- Окно в Париж
- Directed by: Yuri Mamin
- Written by: Vladimir Vardunas Arkady Tigai
- Starring: Sergey Dontsov Viktor Mikhaylov Agnès Soral
- Cinematography: Sergey Nekrasov Anatoly Lapshov
- Music by: Aleksei Zalivalov Yuri Mamin
- Production companies: Films du Bouloi Fontan La Sept Cinema Troitsky Bridge
- Release date: 1993;
- Running time: 112 minutes
- Countries: Russia France
- Languages: Russian French
- Box office: $255,088 (U.S. only)

= Window to Paris =

Window to Paris (Окно в Париж) is a 1993 Russian comedic drama film directed by Yuri Mamin. In the film, which is set in the 1990s, a magical portal connecting Saint Petersburg with Paris is discovered. The main character, Nikolai Chizhov, is a school music teacher and a member of the Russian intelligentsia.

== Plot ==
In 1992 Russia, music teacher Nikolay Chizhov moves into a communal apartment in St. Petersburg, where he discovers a mysteriously boarded-up window in his new room. During a housewarming party, he and his guests drunkenly descend from this window, believing it leads to the streets of St. Petersburg. Instead, they stumble upon a bar in Paris. The next day, Chizhov learns from a returning elderly resident that the window periodically opens to Paris for a few weeks every few decades. Realizing the limited time to access Paris, Chizhov's neighbor, Gorokhov, and his family begin cross-border ventures through the window, from selling souvenirs to transporting a Citroën 2CV into Russia.
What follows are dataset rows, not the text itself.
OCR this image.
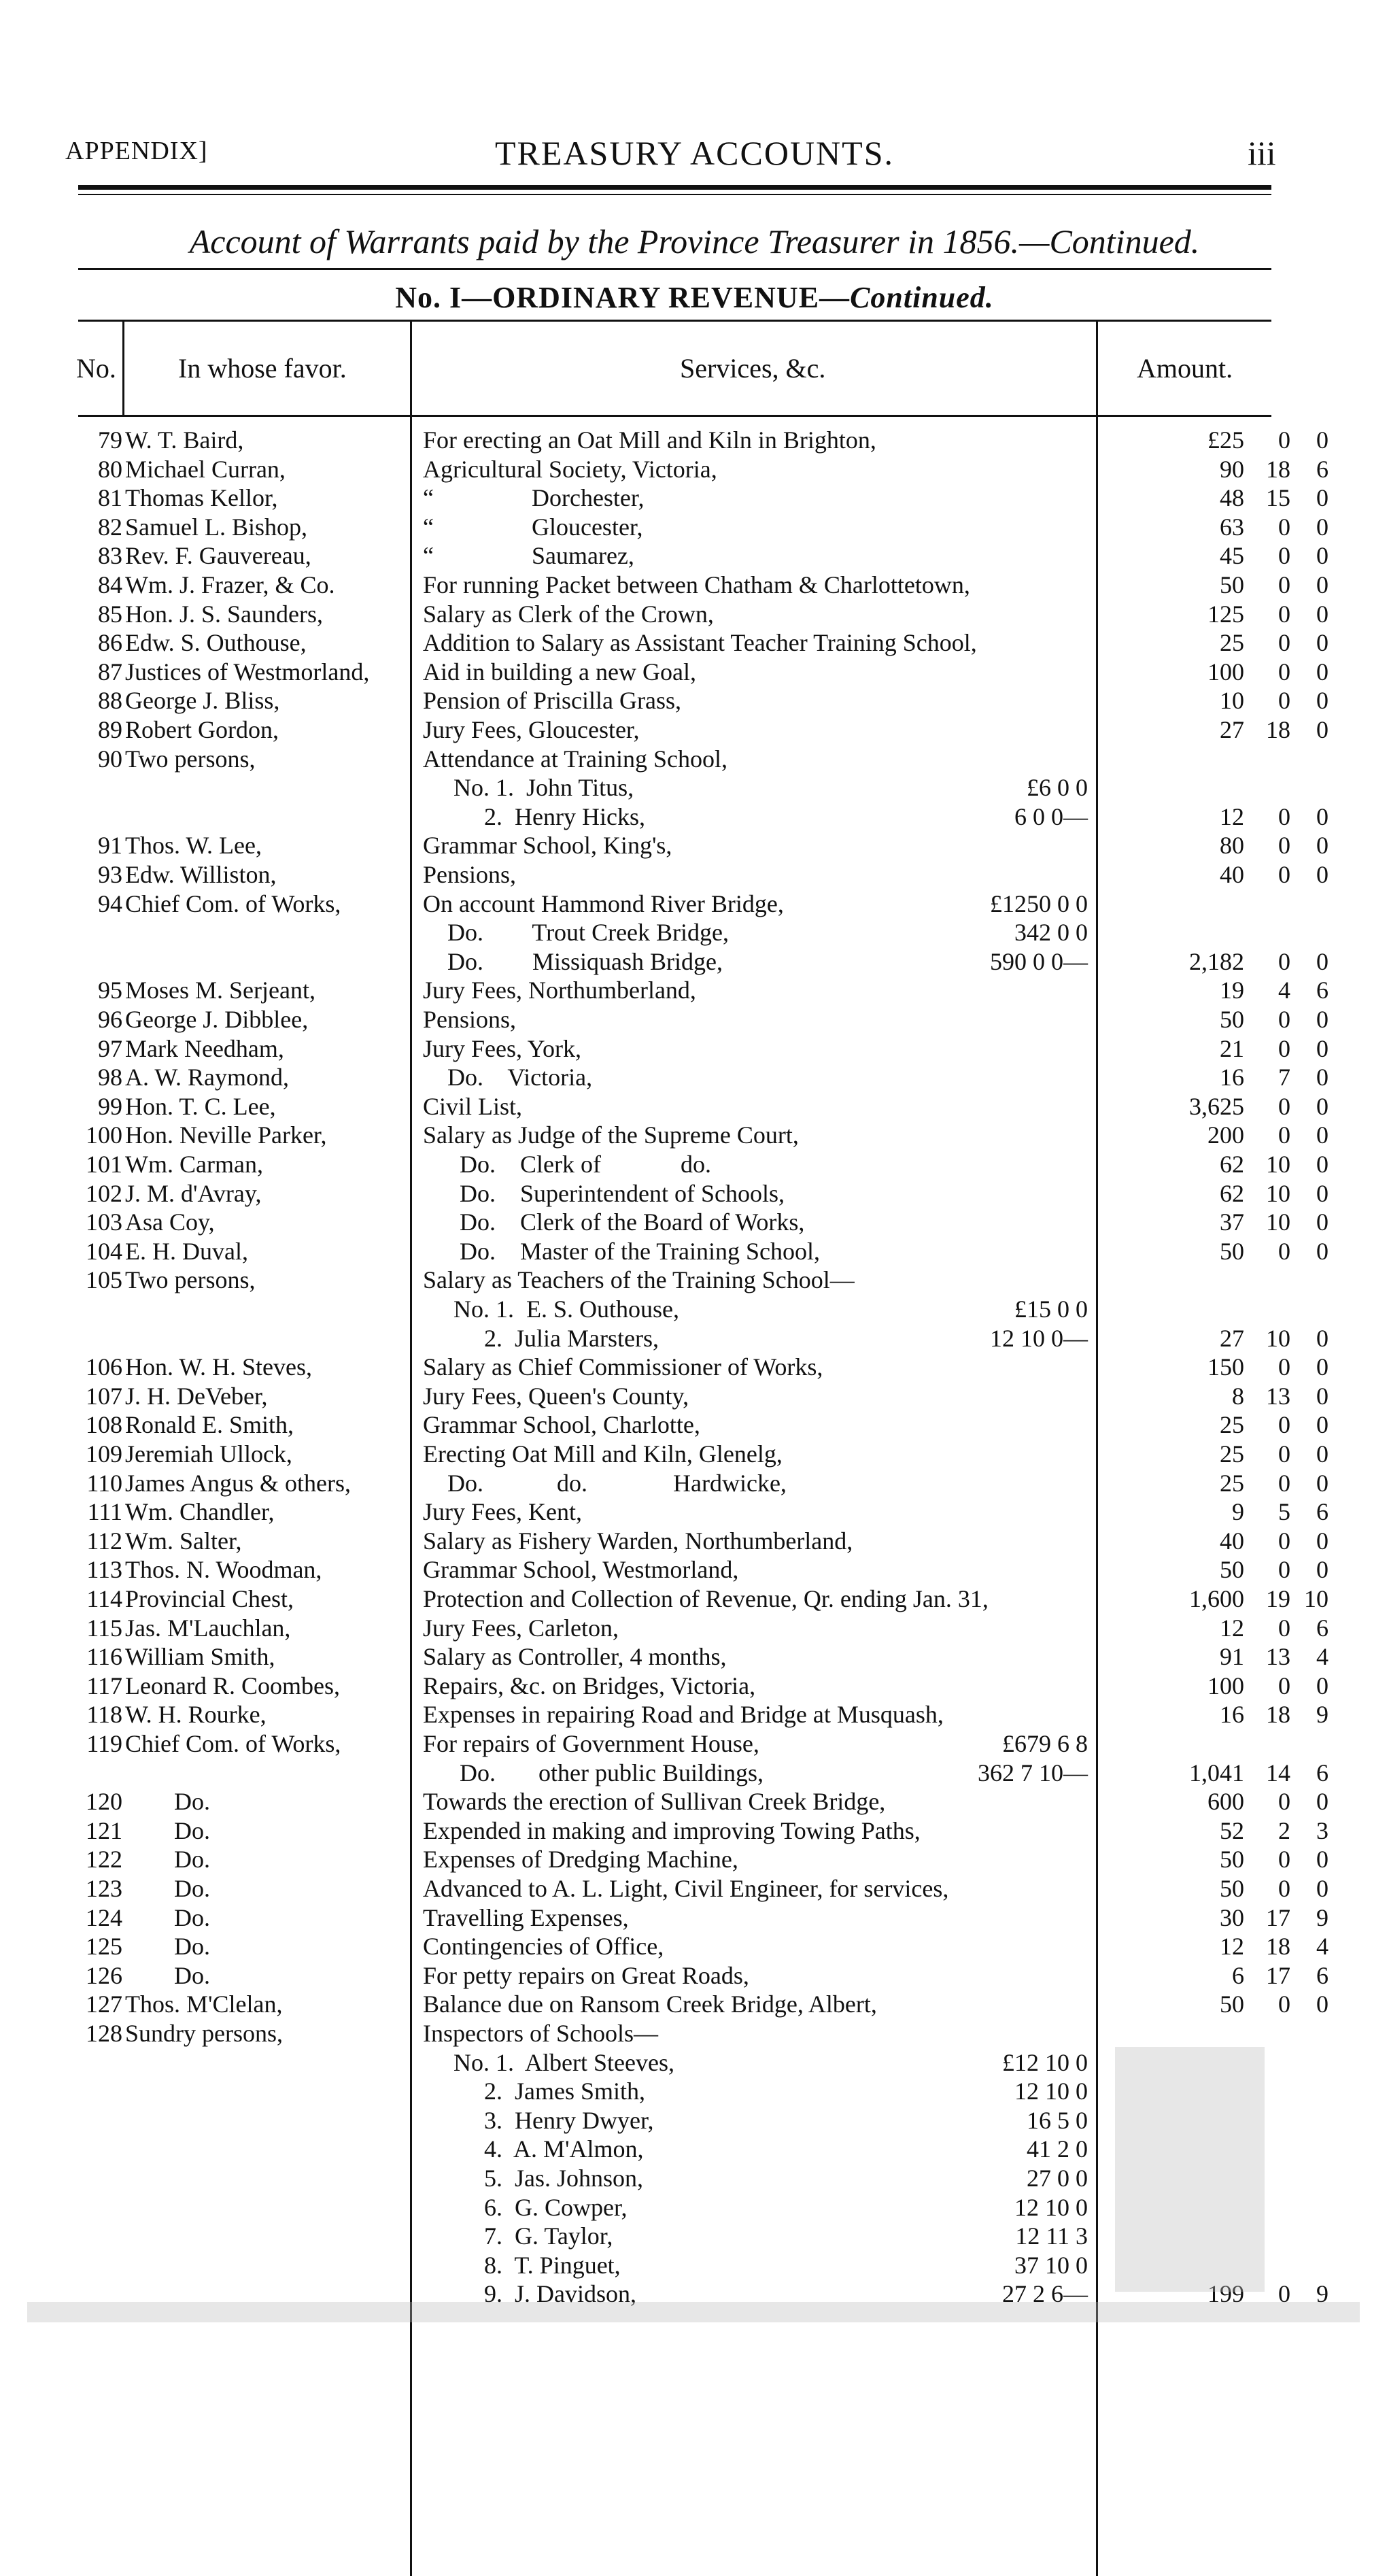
APPENDIX]	TREASURY ACCOUNTS.	iii
Account of Warrants paid by the Province Treasurer in 1856.—Continued.
No. I—ORDINARY REVENUE—Continued.
No. In whose favor.	Services, &c.	Amount.
79 W. T. Baird,	For erecting an Oat Mill and Kiln in Brighton,	£25	0	0
80 Michael Curran,	Agricultural Society, Victoria,	90 18	6
81 Thomas Kellor,	“                Dorchester,	48 15	0
82 Samuel L. Bishop,	“                Gloucester,	63	0	0
83 Rev. F. Gauvereau,	“                Saumarez,	45	0	0
84 Wm. J. Frazer, & Co.	For running Packet between Chatham & Charlottetown,	50	0	0
85 Hon. J. S. Saunders,	Salary as Clerk of the Crown,	125	0	0
86 Edw. S. Outhouse,	Addition to Salary as Assistant Teacher Training School,	25	0	0
87 Justices of Westmorland,	Aid in building a new Goal,	100	0	0
88 George J. Bliss,	Pension of Priscilla Grass,	10	0	0
89 Robert Gordon,	Jury Fees, Gloucester,	27 18	0
90 Two persons,	Attendance at Training School,
No. 1.  John Titus,	£6 0 0
2.  Henry Hicks,	6 0 0—	12	0	0
91 Thos. W. Lee,	Grammar School, King's,	80	0	0
93 Edw. Williston,	Pensions,	40	0	0
94 Chief Com. of Works,	On account Hammond River Bridge,	£1250 0 0
Do.        Trout Creek Bridge,	342 0 0
Do.        Missiquash Bridge,	590 0 0—	2,182	0	0
95 Moses M. Serjeant,	Jury Fees, Northumberland,	19	4	6
96 George J. Dibblee,	Pensions,	50	0	0
97 Mark Needham,	Jury Fees, York,	21	0	0
98 A. W. Raymond,	Do.    Victoria,	16	7	0
99 Hon. T. C. Lee,	Civil List,	3,625	0	0
100 Hon. Neville Parker,	Salary as Judge of the Supreme Court,	200	0	0
101 Wm. Carman,	Do.    Clerk of             do.	62 10	0
102 J. M. d'Avray,	Do.    Superintendent of Schools,	62 10	0
103 Asa Coy,	Do.    Clerk of the Board of Works,	37 10	0
104 E. H. Duval,	Do.    Master of the Training School,	50	0	0
105 Two persons,	Salary as Teachers of the Training School—
No. 1.  E. S. Outhouse,	£15 0 0
2.  Julia Marsters,	12 10 0—	27 10	0
106 Hon. W. H. Steves,	Salary as Chief Commissioner of Works,	150	0	0
107 J. H. DeVeber,	Jury Fees, Queen's County,	8 13	0
108 Ronald E. Smith,	Grammar School, Charlotte,	25	0	0
109 Jeremiah Ullock,	Erecting Oat Mill and Kiln, Glenelg,	25	0	0
110 James Angus & others,	Do.            do.              Hardwicke,	25	0	0
111 Wm. Chandler,	Jury Fees, Kent,	9	5	6
112 Wm. Salter,	Salary as Fishery Warden, Northumberland,	40	0	0
113 Thos. N. Woodman,	Grammar School, Westmorland,	50	0	0
114 Provincial Chest,	Protection and Collection of Revenue, Qr. ending Jan. 31,	1,600 19 10
115 Jas. M'Lauchlan,	Jury Fees, Carleton,	12	0	6
116 William Smith,	Salary as Controller, 4 months,	91 13	4
117 Leonard R. Coombes,	Repairs, &c. on Bridges, Victoria,	100	0	0
118 W. H. Rourke,	Expenses in repairing Road and Bridge at Musquash,	16 18	9
119 Chief Com. of Works,	For repairs of Government House,	£679 6 8
Do.       other public Buildings,	362 7 10—	1,041 14	6
120 Do.	Towards the erection of Sullivan Creek Bridge,	600	0	0
121 Do.	Expended in making and improving Towing Paths,	52	2	3
122 Do.	Expenses of Dredging Machine,	50	0	0
123 Do.	Advanced to A. L. Light, Civil Engineer, for services,	50	0	0
124 Do.	Travelling Expenses,	30 17	9
125 Do.	Contingencies of Office,	12 18	4
126 Do.	For petty repairs on Great Roads,	6 17	6
127 Thos. M'Clelan,	Balance due on Ransom Creek Bridge, Albert,	50	0	0
128 Sundry persons,	Inspectors of Schools—
No. 1.  Albert Steeves,	£12 10 0
2.  James Smith,	12 10 0
3.  Henry Dwyer,	16 5 0
4.  A. M'Almon,	41 2 0
5.  Jas. Johnson,	27 0 0
6.  G. Cowper,	12 10 0
7.  G. Taylor,	12 11 3
8.  T. Pinguet,	37 10 0
9.  J. Davidson,	27 2 6—	199	0	9
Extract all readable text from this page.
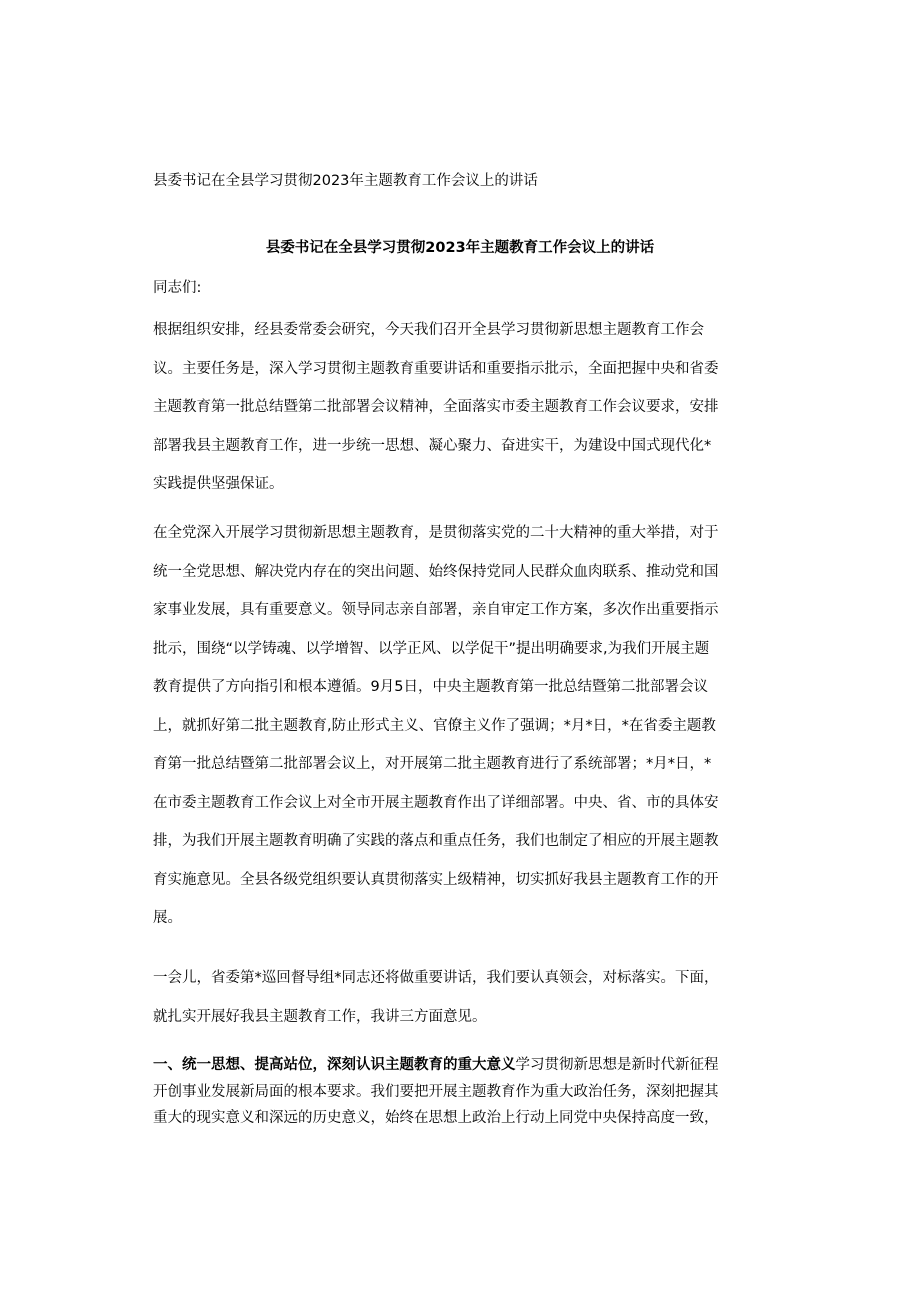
县委书记在全县学习贯彻2023年主题教育工作会议上的讲话
县委书记在全县学习贯彻2023年主题教育工作会议上的讲话
同志们:
根据组织安排，经县委常委会研究，今天我们召开全县学习贯彻新思想主题教育工作会
议。主要任务是，深入学习贯彻主题教育重要讲话和重要指示批示，全面把握中央和省委
主题教育第一批总结暨第二批部署会议精神，全面落实市委主题教育工作会议要求，安排
部署我县主题教育工作，进一步统一思想、凝心聚力、奋进实干，为建设中国式现代化*
实践提供坚强保证。
在全党深入开展学习贯彻新思想主题教育，是贯彻落实党的二十大精神的重大举措，对于
统一全党思想、解决党内存在的突出问题、始终保持党同人民群众血肉联系、推动党和国
家事业发展，具有重要意义。领导同志亲自部署，亲自审定工作方案，多次作出重要指示
批示，围绕“以学铸魂、以学增智、以学正风、以学促干”提出明确要求,为我们开展主题
教育提供了方向指引和根本遵循。9月5日，中央主题教育第一批总结暨第二批部署会议
上，就抓好第二批主题教育,防止形式主义、官僚主义作了强调；*月*日，*在省委主题教
育第一批总结暨第二批部署会议上，对开展第二批主题教育进行了系统部署；*月*日，*
在市委主题教育工作会议上对全市开展主题教育作出了详细部署。中央、省、市的具体安
排，为我们开展主题教育明确了实践的落点和重点任务，我们也制定了相应的开展主题教
育实施意见。全县各级党组织要认真贯彻落实上级精神，切实抓好我县主题教育工作的开
展。
一会儿，省委第*巡回督导组*同志还将做重要讲话，我们要认真领会，对标落实。下面，
就扎实开展好我县主题教育工作，我讲三方面意见。
一、统一思想、提高站位，深刻认识主题教育的重大意义学习贯彻新思想是新时代新征程
开创事业发展新局面的根本要求。我们要把开展主题教育作为重大政治任务，深刻把握其
重大的现实意义和深远的历史意义，始终在思想上政治上行动上同党中央保持高度一致，
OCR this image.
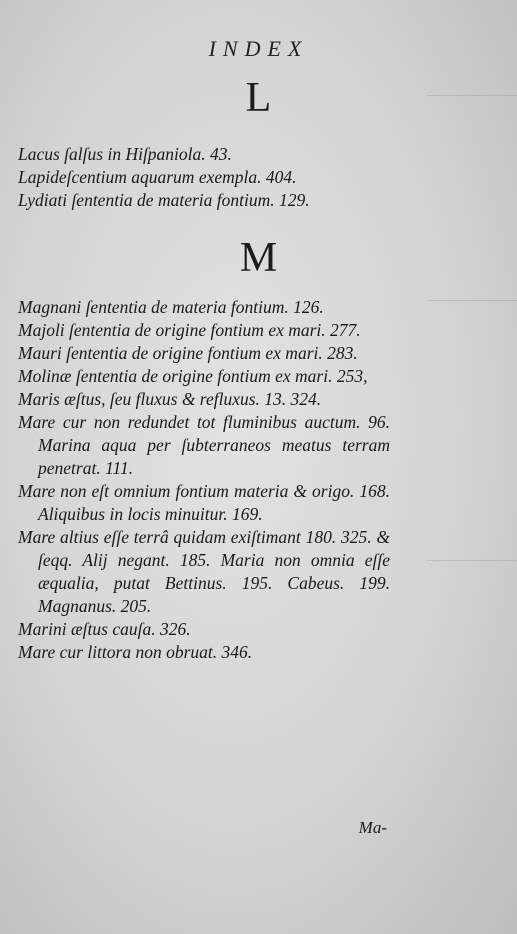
INDEX
L

Lacus ſalſus in Hiſpaniola. 43.

Lapideſcentium aquarum exempla. 404.

Lydiati ſententia de materia fontium. 129.

M

Magnani ſententia de materia fontium. 126.

Majoli ſententia de origine fontium ex mari. 277.

Mauri ſententia de origine fontium ex mari. 283.

Molinæ ſententia de origine fontium ex mari. 253,

Maris æſtus, ſeu fluxus & refluxus. 13. 324.

Mare cur non redundet tot fluminibus auctum. 96. Marina aqua per ſubterraneos meatus terram penetrat. 111.

Mare non eſt omnium fontium materia & origo. 168. Aliquibus in locis minuitur. 169.

Mare altius eſſe terrâ quidam exiſtimant 180. 325. & ſeqq. Alij negant. 185. Maria non omnia eſſe æqualia, putat Bettinus. 195. Cabeus. 199. Magnanus. 205.

Marini æſtus cauſa. 326.

Mare cur littora non obruat. 346.

Ma-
Alongside the whimsical exploits, Chizhov faces challenges in his career and personal life. After protesting the dismissal of music education at his school, he is fired, prompting a student strike in his support. He tries to find work in Paris, only to turn down an unusual gig at a nudist club. A romance develops between Chizhov and Parisian Nicole, whose apartment connects to the same rooftop as the magical window. When Gorokhov lures Nicole into Russia, she becomes lost and overwhelmed by the harsh realities of 1990s Russia before Chizhov ultimately helps her return to Paris. Later, fulfilling a promise to his students, Chizhov uses the window to show them Paris, but they miss the window's closing, forcing them to attempt a daring return to Russia by hijacking a plane. Months later, Chizhov and Gorokhov spot the old resident's cat emerging from a crack in the wall, sparking their hopes of reopening the path to Paris.

== Reception ==
Mamin considered it unfair that the film was not chosen as the official Russian submission for the 1994 Academy Award for Best International Feature Film, asserting that this was due to the personal and political influence of Nikita Mikhalkov.